In the easy path, we'd hand code the methods that don't get automatically generated.

We do this by adding a src/resources/checkout_session_ext.rs and then you'd define the necessary "parameter"/"request" structs and impl CheckoutSession { pub fn create(...) { ... } }.

A good reference for this is src/resources/charge_ext.rs (the Charge::capture method).

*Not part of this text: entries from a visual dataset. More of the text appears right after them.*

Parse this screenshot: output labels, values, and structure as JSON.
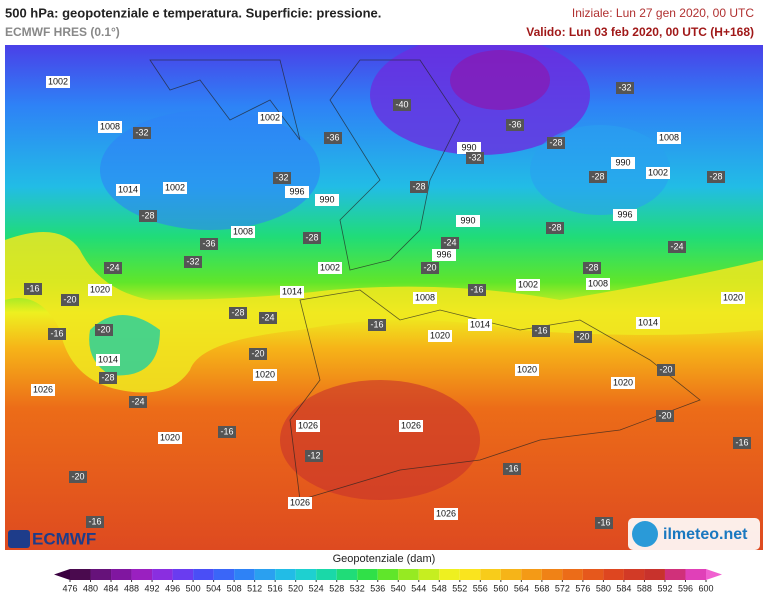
{
  "header": {
    "title": "500 hPa: geopotenziale e temperatura. Superficie: pressione.",
    "subtitle": "ECMWF HRES (0.1°)",
    "initial": "Iniziale: Lun 27 gen 2020, 00 UTC",
    "valid": "Valido: Lun 03 feb 2020, 00 UTC (H+168)"
  },
  "map": {
    "pressure_labels": [
      1002,
      1008,
      1002,
      1014,
      1002,
      996,
      990,
      1008,
      1002,
      1014,
      1020,
      1014,
      1020,
      1026,
      1020,
      1026,
      1026,
      1026,
      1026,
      1008,
      1002,
      1020,
      1014,
      1020,
      1020,
      1014,
      1020,
      1008,
      990,
      990,
      996,
      990,
      1002,
      996,
      1008
    ],
    "temperature_labels": [
      -32,
      -36,
      -40,
      -32,
      -28,
      -36,
      -32,
      -28,
      -24,
      -16,
      -20,
      -28,
      -24,
      -16,
      -20,
      -28,
      -24,
      -20,
      -16,
      -20,
      -16,
      -12,
      -16,
      -16,
      -20,
      -24,
      -28,
      -32,
      -36,
      -32,
      -28,
      -28,
      -28,
      -28,
      -24,
      -20,
      -16,
      -20,
      -16,
      -16,
      -20,
      -16,
      -28
    ]
  },
  "legend": {
    "label": "Geopotenziale (dam)",
    "ticks": [
      476,
      480,
      484,
      488,
      492,
      496,
      500,
      504,
      508,
      512,
      516,
      520,
      524,
      528,
      532,
      536,
      540,
      544,
      548,
      552,
      556,
      560,
      564,
      568,
      572,
      576,
      580,
      584,
      588,
      592,
      596,
      600
    ],
    "colors": [
      "#4a0a4e",
      "#66127a",
      "#8016a0",
      "#9a20c0",
      "#8a2ee0",
      "#6a3cf0",
      "#4a4ef6",
      "#3a66f8",
      "#2e82f6",
      "#2aa0f0",
      "#22bce6",
      "#1ed0d0",
      "#1ad8a8",
      "#20dc78",
      "#30e048",
      "#60e62a",
      "#96ea22",
      "#c6ee20",
      "#eef020",
      "#fae41e",
      "#f8cc1a",
      "#f6b418",
      "#f49a16",
      "#f08216",
      "#ec6c18",
      "#e6581c",
      "#de4620",
      "#d23a26",
      "#c8322c",
      "#d0307a",
      "#e040b8"
    ]
  },
  "logos": {
    "left": "ECMWF",
    "right": "ilmeteo.net"
  }
}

The general structure might be:


/// The parameters for `CheckoutSession::create`.
///
/// For more details see [DOCS_URL](DOCS_URL).
#[derive(Clone, Debug, Default, Deserialize, Serialize)]
pub struct CreateCheckoutSession<'a> {
   // ... Whatever the parameters are ...
}

impl CheckoutSession {
    /// <DESCRIPTION OF WHAT THIS FUNCTION DOES>
    ///
    /// For more details see [DOCS_URL](DOCS_URL).
    pub fn create(
        client: &Client,
        params: CreateCheckoutSession<'_
    ) -> Response<CheckoutSession> {
        client.post_form("/checkout/session", &params)
    }
}

You may need to end up needing to implement methods for most of the "Checkout" api that you want to use, because most of it doesn't look auto-generated.

Longer Path

The more-effort path would be to explore the ./openapi/spec3.json file and try to come up with a (hopefully) sane/simple/extensible way to handle these less usual cases (maybe there is a common pattern, like namespacing?) and get the code generator to generate the methods for you.

The benefit of that is it might implement other methods you'll need to use Stripe's "Checkout" apis and is generally less prone to human error.

arlyon commented 2 years ago

Closing now that async-stripe in the de-facto successor. There is an example in there.